A significant data breach affecting the Pennsylvania State Education Association (PSEA), the state’s largest public-sector union, has exposed the personal information of over 500,000 individuals. The breach, discovered in July 2024 and confirmed in February 2025, involved the theft of sensitive data, including financial and health records.
The Scope of the Breach
The PSEA represents over 178,000 education professionals. However, the breach impacted a far larger number, affecting 517,487 individuals.

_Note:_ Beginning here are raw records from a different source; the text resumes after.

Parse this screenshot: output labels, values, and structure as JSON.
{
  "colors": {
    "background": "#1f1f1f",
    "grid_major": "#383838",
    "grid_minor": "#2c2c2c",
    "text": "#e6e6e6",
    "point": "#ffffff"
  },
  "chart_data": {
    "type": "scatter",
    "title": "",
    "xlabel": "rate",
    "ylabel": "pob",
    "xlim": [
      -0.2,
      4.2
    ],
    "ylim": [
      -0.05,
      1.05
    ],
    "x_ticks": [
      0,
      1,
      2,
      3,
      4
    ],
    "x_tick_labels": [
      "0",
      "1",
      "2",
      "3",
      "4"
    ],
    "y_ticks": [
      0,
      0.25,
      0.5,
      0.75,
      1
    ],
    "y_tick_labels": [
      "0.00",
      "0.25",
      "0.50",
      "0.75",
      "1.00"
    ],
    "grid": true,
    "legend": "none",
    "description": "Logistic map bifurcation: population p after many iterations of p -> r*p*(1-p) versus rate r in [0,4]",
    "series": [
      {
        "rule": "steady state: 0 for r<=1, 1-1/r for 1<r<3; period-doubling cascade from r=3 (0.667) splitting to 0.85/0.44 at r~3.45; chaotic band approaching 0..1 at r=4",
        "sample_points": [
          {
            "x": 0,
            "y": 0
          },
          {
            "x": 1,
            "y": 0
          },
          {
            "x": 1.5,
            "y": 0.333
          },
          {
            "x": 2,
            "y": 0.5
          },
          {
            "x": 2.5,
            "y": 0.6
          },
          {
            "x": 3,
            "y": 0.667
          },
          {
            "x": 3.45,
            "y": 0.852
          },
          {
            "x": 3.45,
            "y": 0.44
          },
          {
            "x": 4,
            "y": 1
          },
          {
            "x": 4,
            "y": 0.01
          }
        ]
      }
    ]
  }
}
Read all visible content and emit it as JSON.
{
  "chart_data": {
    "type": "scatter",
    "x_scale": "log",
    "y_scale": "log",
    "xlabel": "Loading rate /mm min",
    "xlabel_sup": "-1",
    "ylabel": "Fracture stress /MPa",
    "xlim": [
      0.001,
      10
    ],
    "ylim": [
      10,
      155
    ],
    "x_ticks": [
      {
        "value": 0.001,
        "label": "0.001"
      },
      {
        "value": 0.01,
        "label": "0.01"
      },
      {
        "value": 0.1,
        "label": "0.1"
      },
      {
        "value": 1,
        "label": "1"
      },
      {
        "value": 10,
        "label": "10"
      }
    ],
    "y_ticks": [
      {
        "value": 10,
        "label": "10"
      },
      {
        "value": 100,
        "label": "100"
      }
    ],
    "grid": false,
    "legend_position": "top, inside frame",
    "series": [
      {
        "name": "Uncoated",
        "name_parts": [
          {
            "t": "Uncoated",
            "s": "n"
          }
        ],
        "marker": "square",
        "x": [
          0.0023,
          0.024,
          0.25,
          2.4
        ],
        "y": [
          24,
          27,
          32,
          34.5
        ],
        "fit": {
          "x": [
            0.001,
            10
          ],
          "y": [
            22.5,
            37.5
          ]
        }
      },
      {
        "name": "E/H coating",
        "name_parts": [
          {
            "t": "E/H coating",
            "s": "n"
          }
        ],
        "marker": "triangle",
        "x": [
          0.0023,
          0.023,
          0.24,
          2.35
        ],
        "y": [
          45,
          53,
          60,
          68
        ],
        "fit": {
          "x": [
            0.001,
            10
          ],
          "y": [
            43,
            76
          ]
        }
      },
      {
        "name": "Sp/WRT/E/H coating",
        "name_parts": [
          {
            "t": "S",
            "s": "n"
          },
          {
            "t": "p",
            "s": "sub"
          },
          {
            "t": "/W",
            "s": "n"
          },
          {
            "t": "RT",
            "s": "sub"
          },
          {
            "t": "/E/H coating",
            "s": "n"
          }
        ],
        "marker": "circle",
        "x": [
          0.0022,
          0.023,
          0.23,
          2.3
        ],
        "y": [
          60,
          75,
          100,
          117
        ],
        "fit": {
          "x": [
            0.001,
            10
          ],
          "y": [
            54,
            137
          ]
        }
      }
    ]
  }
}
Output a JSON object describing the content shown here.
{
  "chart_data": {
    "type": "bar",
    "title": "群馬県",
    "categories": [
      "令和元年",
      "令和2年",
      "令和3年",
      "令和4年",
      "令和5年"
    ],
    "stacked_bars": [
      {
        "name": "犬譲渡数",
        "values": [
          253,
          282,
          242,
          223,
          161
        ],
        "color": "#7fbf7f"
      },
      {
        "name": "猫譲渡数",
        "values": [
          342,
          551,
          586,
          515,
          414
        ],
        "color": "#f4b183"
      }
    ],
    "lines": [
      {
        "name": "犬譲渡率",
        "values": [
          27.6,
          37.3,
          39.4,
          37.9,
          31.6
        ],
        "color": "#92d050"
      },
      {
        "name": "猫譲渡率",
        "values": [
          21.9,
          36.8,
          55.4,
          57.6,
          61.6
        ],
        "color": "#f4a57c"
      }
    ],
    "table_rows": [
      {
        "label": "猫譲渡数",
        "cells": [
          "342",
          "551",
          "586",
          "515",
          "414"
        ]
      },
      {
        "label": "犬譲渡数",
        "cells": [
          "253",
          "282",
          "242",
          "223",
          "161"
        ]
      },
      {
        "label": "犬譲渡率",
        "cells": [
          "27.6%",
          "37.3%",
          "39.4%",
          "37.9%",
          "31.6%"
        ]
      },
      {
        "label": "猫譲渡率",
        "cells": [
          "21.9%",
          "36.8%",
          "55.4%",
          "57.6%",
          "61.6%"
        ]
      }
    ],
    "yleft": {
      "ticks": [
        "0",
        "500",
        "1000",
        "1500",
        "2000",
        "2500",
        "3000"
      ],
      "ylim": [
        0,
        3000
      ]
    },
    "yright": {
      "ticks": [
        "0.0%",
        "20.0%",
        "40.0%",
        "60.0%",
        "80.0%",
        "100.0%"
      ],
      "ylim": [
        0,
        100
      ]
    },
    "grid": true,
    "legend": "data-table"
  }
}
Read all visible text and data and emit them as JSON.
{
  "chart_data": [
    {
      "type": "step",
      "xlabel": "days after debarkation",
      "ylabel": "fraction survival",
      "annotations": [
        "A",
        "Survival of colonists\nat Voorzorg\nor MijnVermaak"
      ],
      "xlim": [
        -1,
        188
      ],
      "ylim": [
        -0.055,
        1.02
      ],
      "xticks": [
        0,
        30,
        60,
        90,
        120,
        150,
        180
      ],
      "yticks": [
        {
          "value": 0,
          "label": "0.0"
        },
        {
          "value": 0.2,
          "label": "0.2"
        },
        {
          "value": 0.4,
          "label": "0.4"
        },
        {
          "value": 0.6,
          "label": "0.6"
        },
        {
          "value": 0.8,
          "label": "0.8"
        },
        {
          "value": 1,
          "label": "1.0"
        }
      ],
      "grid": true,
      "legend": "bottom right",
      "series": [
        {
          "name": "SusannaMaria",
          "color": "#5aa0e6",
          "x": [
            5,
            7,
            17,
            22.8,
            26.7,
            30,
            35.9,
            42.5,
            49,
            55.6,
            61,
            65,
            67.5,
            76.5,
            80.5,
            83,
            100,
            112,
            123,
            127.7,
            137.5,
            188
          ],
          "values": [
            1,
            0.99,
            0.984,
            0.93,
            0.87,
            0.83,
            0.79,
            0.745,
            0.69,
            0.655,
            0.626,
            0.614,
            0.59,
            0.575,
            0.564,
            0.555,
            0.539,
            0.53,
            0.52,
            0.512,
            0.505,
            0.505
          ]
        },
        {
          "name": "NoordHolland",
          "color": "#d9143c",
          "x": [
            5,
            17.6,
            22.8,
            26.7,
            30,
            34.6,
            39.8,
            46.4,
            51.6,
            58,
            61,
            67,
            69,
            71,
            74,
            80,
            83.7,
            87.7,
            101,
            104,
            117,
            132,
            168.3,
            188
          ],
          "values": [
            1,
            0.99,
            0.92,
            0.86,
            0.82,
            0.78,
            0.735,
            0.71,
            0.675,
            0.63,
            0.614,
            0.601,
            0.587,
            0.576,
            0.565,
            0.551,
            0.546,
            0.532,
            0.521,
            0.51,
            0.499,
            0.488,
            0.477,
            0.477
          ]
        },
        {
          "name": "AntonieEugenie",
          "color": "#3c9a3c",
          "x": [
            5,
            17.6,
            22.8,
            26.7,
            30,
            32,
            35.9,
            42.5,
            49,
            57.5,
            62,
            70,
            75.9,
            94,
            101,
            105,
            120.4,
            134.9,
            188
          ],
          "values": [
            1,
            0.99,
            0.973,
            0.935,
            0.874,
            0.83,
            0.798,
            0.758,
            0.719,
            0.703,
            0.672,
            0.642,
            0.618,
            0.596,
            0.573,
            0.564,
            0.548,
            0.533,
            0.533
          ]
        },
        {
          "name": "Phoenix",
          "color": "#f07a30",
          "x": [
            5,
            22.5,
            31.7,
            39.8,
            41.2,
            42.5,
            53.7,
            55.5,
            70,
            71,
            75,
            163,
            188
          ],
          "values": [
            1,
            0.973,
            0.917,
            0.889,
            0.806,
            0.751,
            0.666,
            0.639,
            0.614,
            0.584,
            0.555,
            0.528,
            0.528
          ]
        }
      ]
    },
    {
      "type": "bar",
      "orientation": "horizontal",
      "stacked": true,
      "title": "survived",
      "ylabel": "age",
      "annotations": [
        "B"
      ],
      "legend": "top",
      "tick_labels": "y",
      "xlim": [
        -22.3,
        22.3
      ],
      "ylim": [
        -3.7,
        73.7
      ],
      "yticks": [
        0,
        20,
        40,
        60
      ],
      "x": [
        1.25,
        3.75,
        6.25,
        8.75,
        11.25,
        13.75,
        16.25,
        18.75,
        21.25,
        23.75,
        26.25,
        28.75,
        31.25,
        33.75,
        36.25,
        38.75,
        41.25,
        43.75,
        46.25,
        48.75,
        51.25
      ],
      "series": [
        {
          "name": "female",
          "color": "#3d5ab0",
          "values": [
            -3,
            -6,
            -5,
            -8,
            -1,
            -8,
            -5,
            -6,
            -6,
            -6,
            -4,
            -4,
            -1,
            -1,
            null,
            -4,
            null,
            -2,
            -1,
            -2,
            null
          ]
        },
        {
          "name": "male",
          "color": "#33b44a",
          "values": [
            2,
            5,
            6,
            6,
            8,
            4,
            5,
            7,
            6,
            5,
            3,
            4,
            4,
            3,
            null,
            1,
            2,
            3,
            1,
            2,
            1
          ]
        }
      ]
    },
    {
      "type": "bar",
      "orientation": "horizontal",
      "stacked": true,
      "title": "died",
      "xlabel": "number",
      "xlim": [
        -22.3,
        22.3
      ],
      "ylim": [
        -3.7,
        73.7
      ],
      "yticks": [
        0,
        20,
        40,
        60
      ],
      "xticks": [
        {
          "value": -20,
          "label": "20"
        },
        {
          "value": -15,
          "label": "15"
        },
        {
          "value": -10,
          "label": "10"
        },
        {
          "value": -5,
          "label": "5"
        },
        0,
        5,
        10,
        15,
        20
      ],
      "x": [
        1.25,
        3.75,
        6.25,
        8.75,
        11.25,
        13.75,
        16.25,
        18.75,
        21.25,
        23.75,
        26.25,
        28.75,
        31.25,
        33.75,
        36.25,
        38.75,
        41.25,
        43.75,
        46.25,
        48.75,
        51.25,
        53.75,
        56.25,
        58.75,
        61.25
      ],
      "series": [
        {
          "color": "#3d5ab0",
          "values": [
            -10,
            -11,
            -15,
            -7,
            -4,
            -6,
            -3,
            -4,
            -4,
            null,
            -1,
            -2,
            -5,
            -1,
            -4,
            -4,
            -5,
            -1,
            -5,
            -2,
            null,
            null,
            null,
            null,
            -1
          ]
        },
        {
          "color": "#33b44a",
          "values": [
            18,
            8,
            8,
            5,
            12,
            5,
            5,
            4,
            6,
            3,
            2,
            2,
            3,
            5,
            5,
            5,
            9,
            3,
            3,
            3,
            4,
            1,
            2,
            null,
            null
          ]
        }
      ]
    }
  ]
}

The organization’s statement regarding the incident is stark:
“PSEA experienced a security incident on or about July 6, 2024 that impacted our network environment,” the organization said in breach notification letters sent to affected individuals. “Through a thorough investigation…we determined that the data acquired by the unauthorized actor contained some personal information belonging to individuals whose information was contained within certain files within our network.”
The stolen data varied by individual but included:
- Driver’s licenses or state IDs
- Social Security numbers
- Account PINs and security codes
- Payment card information
- Passport information
- Taxpayer ID numbers
- Credentials
- Health insurance and medical information
The Broader Implications
The PSEA data breach is a significant event, highlighting the vulnerability of even large organizations to sophisticated cyberattacks.
The involvement of the Rhysida ransomware group further emphasizes the growing threat posed by ransomware attacks and the need for organizations to prepare for and respond effectively to such incidents.
The CISA and FBI have warned that Rhysida affiliates are behind many opportunistic attacks, targeting a wide range of sectors.
Rhysida Ransomware’s Extensive Attack History
The Rhysida ransomware-as-a-service (RaaS) operation, responsible for the PSEA breach, emerged in May 2023. It quickly gained notoriety after breaching the British Library and the Chilean Army (Ejército de Chile).
Rhysida’s targets demonstrate a wide range of victims and a willingness to engage in high-stakes attacks. In November 2023, the group hacked Sony subsidiary Insomniac Games, leaking 1.67 TB of data after a $2 million ransom demand was refused.
Further illustrating their reach, Rhysida affiliates claimed responsibility for a cyberattack on Lurie Children’s Hospital in Chicago in February 2024, offering the stolen data for 60 BTC (approximately $3,700,000 at the time).
More recently, the Singing River Health System reported a breach impacting nearly 900,000 individuals in August 2023, and the City of Columbus, Ohio, experienced a Rhysida-related breach affecting 500,000 people in July 2024.
The CISA and FBI have issued warnings about Rhysida’s opportunistic attacks across various sectors, with the U.S. Department of Health and Human Services (HHS) specifically linking the group to attacks on healthcare organizations. The PSEA is offering free credit monitoring and identity restoration services to those whose Social Security numbers were compromised.